A crise ganhou corpo após a Polícia Federal apreender materiais na apuração envolvendo o banqueiro Daniel Vorcaro e o Banco Master, com referências a Moraes e a um contrato de cerca de R$ 131 milhões entre o banco e o escritório de advocacia de Viviane Barci de Moraes. O ministro André Mendonça, relator do caso, houve pelo levantamento de sigilo de parte do material, medida contestada pela Procuradoria-Geral da República.
O episódio expõe um novo ponto de tensão entre o Judiciário e a esfera política. As declarações de Flávio acendem alerta sobre o desgaste da autoridade do Supremo e ampliam a pressão política sobre Moraes; ao mesmo tempo, a disputa sobre o sigilo e a validade das apurações coloca em xeque procedimentos internos e a percepção de imparcialidade da Corte. Fachin determinou esclarecimentos envolvendo Moraes, Mendonça, a PGR e a direção da PF, sinalizando que os desdobramentos serão observados de perto pelo plenário.
Na coletiva, Flávio também acusou o presidente Lula de manter um 'consórcio' que, segundo ele, contribui para a 'destruição da democracia' e convocou apoiadores para atos de 7 de setembro.
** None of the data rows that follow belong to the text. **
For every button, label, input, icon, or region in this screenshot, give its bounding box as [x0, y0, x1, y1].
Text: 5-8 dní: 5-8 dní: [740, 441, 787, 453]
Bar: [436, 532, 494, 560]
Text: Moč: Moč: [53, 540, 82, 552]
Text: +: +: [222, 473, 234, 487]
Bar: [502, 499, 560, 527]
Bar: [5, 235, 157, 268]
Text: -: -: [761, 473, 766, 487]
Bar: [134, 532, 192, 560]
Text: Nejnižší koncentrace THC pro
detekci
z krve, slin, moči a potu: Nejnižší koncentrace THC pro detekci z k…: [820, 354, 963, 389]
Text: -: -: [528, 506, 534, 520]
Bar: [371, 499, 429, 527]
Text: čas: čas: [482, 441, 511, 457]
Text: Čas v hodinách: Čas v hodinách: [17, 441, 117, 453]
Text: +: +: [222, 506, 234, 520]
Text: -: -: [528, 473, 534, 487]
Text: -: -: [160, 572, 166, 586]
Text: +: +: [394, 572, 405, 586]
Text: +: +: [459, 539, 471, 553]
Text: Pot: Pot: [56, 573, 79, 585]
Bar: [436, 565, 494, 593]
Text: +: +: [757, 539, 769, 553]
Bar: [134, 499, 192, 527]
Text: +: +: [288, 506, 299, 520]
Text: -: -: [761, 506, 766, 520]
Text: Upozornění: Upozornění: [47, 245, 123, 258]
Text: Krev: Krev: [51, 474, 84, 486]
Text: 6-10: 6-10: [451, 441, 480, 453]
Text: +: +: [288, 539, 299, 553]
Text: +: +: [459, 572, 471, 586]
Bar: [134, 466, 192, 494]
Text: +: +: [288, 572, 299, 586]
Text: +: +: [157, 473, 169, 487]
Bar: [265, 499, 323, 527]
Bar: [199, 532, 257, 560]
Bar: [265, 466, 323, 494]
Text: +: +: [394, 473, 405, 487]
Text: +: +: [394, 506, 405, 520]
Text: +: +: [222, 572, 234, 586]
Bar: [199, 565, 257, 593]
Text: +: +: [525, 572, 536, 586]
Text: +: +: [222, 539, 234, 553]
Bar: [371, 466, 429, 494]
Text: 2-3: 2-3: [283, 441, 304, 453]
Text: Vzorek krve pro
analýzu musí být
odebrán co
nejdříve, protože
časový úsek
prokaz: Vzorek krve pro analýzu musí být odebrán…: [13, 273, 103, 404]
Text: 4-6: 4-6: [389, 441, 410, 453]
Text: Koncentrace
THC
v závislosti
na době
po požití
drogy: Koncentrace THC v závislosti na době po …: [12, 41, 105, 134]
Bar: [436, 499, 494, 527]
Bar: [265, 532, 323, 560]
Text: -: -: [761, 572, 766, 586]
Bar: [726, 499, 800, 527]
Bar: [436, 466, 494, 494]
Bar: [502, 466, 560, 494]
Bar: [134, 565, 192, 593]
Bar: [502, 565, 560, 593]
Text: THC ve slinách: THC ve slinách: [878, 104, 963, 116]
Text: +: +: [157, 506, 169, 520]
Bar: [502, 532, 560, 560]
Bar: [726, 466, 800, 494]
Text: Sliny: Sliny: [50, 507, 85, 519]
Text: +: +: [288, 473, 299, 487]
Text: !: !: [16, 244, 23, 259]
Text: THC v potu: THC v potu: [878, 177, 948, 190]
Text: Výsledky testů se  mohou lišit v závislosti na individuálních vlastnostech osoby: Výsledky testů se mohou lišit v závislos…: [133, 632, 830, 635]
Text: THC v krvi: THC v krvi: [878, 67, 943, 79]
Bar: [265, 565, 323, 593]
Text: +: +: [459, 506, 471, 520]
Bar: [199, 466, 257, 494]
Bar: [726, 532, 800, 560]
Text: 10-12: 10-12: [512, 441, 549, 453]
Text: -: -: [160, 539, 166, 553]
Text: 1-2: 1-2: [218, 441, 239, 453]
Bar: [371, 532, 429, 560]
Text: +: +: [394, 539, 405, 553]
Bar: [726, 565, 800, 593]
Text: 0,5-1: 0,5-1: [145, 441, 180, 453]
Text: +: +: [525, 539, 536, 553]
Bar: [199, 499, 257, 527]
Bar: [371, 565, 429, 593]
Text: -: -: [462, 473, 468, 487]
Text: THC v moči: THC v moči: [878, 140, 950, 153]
O senador afirmou ainda que critérios para indicações ao STF devem considerar posições sobre aborto e drogas e evitar nomeados por amizade. O caso do financiamento do filme Dark Horse por recursos vinculados a Vorcaro, e os R$ 61 milhões destinados pelo banqueiro à cinebiografia, continuam sob apuração da Polícia Federal.